(276c) White-Boxing Genetic Circuit Modeling: Absolute TF Binding Free Energies From Fluorescence Measurements
Every genetic circuit model in existence today has been parameterized with proportional data. Fluorescence. Absorbance. Luminescence. These measurements are only proxies for the cell's internal protein concentrations, and yet we use them to record the cell's internal dynamics and to measure the biophysics of its genetic parts. A first-principles biophysical model that uses proportional data will always be left with an unknown proportionality constant, and this unknown factor will depend on many extrinsic and ever-changing variables. Beyond the creation of community-wide measurement standards, we investigated whether a set of properly designed experiments could measure the instrinsic biophysical properties of a genetic part inside the cell, using only proportional fluorescence as the measurement output. We then asked whether this intrinsic knowledge could be used to predict the behavior of a family of synthetic genetic circuits.
Specifically, we develop a high-throughput quantitative approach to measuring the absolute binding free energies of a transcription factor to its DNA operator sites, utilizing only protein reporters and fluorescence measurements. The expression output of the transcription factor's regulated promoter is recorded within a series of rationally designed genetic sandboxes that contain additional non-regulating TF-binding sites.
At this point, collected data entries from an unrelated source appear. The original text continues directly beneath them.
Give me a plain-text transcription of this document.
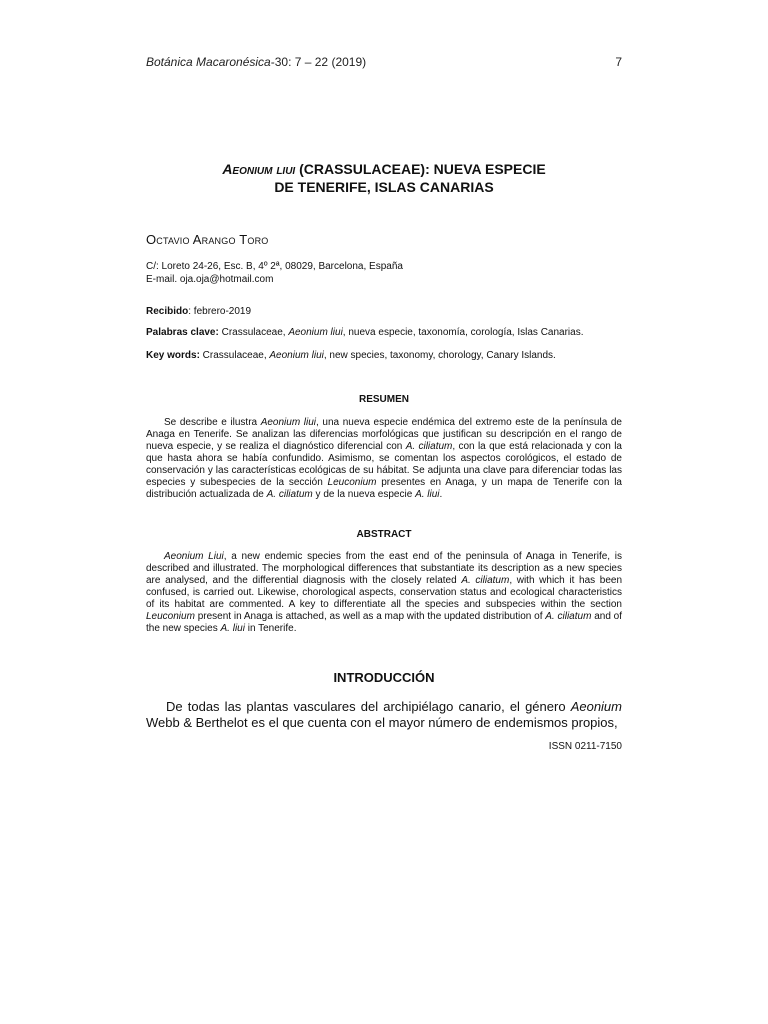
Botánica Macaronésica-30: 7 – 22 (2019)	7
Aeonium liui (CRASSULACEAE): NUEVA ESPECIE
DE TENERIFE, ISLAS CANARIAS
Octavio Arango Toro
C/: Loreto 24-26, Esc. B, 4º 2ª, 08029, Barcelona, España
E-mail. oja.oja@hotmail.com
Recibido: febrero-2019
Palabras clave: Crassulaceae, Aeonium liui, nueva especie, taxonomía, corología, Islas Canarias.
Key words: Crassulaceae, Aeonium liui, new species, taxonomy, chorology, Canary Islands.
RESUMEN
Se describe e ilustra Aeonium liui, una nueva especie endémica del extremo este de la península de Anaga en Tenerife. Se analizan las diferencias morfológicas que justifican su descripción en el rango de nueva especie, y se realiza el diagnóstico diferencial con A. ciliatum, con la que está relacionada y con la que hasta ahora se había confundido. Asimismo, se comentan los aspectos corológicos, el estado de conservación y las características ecológicas de su hábitat. Se adjunta una clave para diferenciar todas las especies y subespecies de la sección Leuconium presentes en Anaga, y un mapa de Tenerife con la distribución actualizada de A. ciliatum y de la nueva especie A. liui.
ABSTRACT
Aeonium Liui, a new endemic species from the east end of the peninsula of Anaga in Tenerife, is described and illustrated. The morphological differences that substantiate its description as a new species are analysed, and the differential diagnosis with the closely related A. ciliatum, with which it has been confused, is carried out. Likewise, chorological aspects, conservation status and ecological characteristics of its habitat are commented. A key to differentiate all the species and subspecies within the section Leuconium present in Anaga is attached, as well as a map with the updated distribution of A. ciliatum and of the new species A. liui in Tenerife.
INTRODUCCIÓN
De todas las plantas vasculares del archipiélago canario, el género Aeonium Webb & Berthelot es el que cuenta con el mayor número de endemismos propios,
ISSN 0211-7150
Our first-principles quantitative model shows, and we experimentally demonstrate, that the ratio in fluorescence measurements between two genetic sandboxes yields a direct, absolute relationship to the TF's binding free energy, as measured in kcal/mol.
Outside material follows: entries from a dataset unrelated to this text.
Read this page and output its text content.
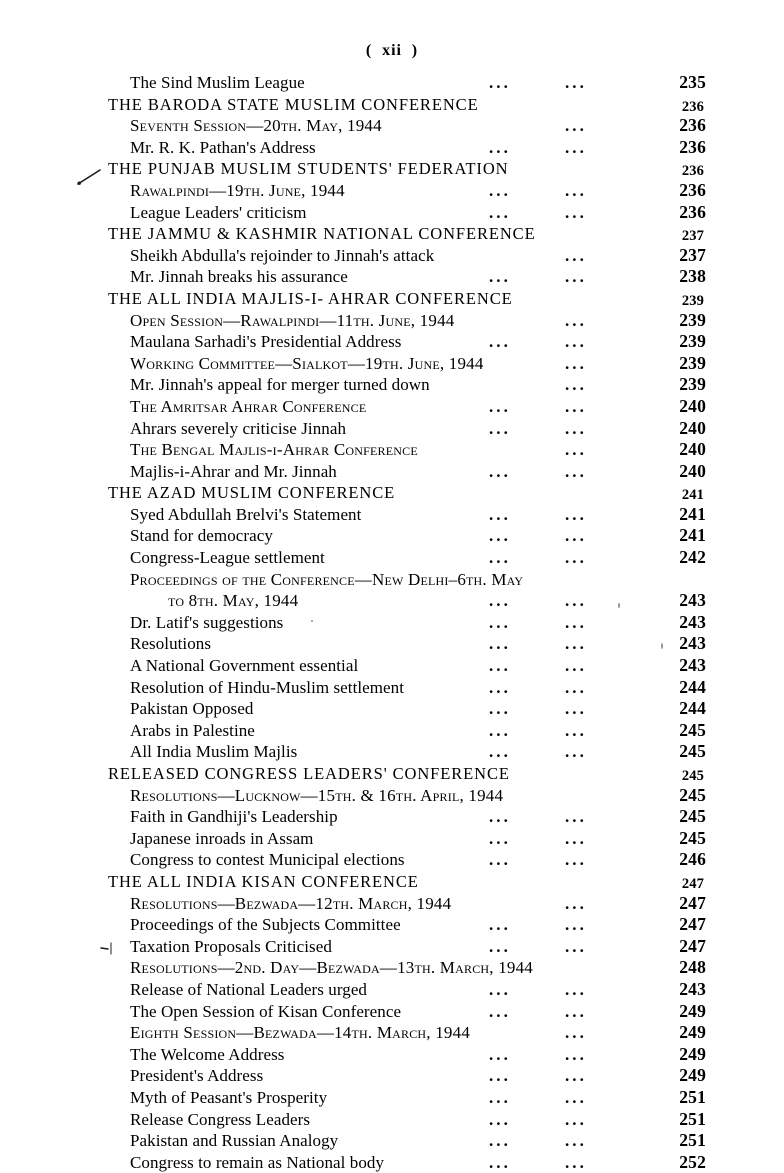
(  xii  )
The Sind Muslim League	...	...	235
THE BARODA STATE MUSLIM CONFERENCE	236
Seventh Session—20th. May, 1944	...	236
Mr. R. K. Pathan's Address	...	...	236
THE PUNJAB MUSLIM STUDENTS' FEDERATION	236
Rawalpindi—19th. June, 1944	...	...	236
League Leaders' criticism	...	...	236
THE JAMMU & KASHMIR NATIONAL CONFERENCE	237
Sheikh Abdulla's rejoinder to Jinnah's attack	...	237
Mr. Jinnah breaks his assurance	...	...	238
THE ALL INDIA MAJLIS-I- AHRAR CONFERENCE	239
Open Session—Rawalpindi—11th. June, 1944	...	239
Maulana Sarhadi's Presidential Address	...	...	239
Working Committee—Sialkot—19th. June, 1944	...	239
Mr. Jinnah's appeal for merger turned down	...	239
The Amritsar Ahrar Conference	...	...	240
Ahrars severely criticise Jinnah	...	...	240
The Bengal Majlis-i-Ahrar Conference	...	240
Majlis-i-Ahrar and Mr. Jinnah	...	...	240
THE AZAD MUSLIM CONFERENCE	241
Syed Abdullah Brelvi's Statement	...	...	241
Stand for democracy	...	...	241
Congress-League settlement	...	...	242
Proceedings of the Conference—New Delhi–6th. May
to 8th. May, 1944	...	...	243
Dr. Latif's suggestions	...	...	243
Resolutions	...	...	243
A National Government essential	...	...	243
Resolution of Hindu-Muslim settlement	...	...	244
Pakistan Opposed	...	...	244
Arabs in Palestine	...	...	245
All India Muslim Majlis	...	...	245
RELEASED CONGRESS LEADERS' CONFERENCE	245
Resolutions—Lucknow—15th. & 16th. April, 1944	245
Faith in Gandhiji's Leadership	...	...	245
Japanese inroads in Assam	...	...	245
Congress to contest Municipal elections	...	...	246
THE ALL INDIA KISAN CONFERENCE	247
Resolutions—Bezwada—12th. March, 1944	...	247
Proceedings of the Subjects Committee	...	...	247
Taxation Proposals Criticised	...	...	247
Resolutions—2nd. Day—Bezwada—13th. March, 1944	248
Release of National Leaders urged	...	...	243
The Open Session of Kisan Conference	...	...	249
Eighth Session—Bezwada—14th. March, 1944	...	249
The Welcome Address	...	...	249
President's Address	...	...	249
Myth of Peasant's Prosperity	...	...	251
Release Congress Leaders	...	...	251
Pakistan and Russian Analogy	...	...	251
Congress to remain as National body	...	...	252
We validate this approach using three newly engineered repressors, measuring their TF binding free energies, and predicting the behaviors of entire families of genetic circuits. We validate these predictions experimentally and demonstrate that the resulting biophysical model of a TF-regulated promoter can predict its transcription rates across a wide range of TF expression levels. We use these models to identify optimal NOT-gate genetic circuits with maximal dynamic ranges and tunable input thresholds. The affirmative answers to our questions take us two steps closer to creating a genetic circuit engineering discipline that is free of context effects.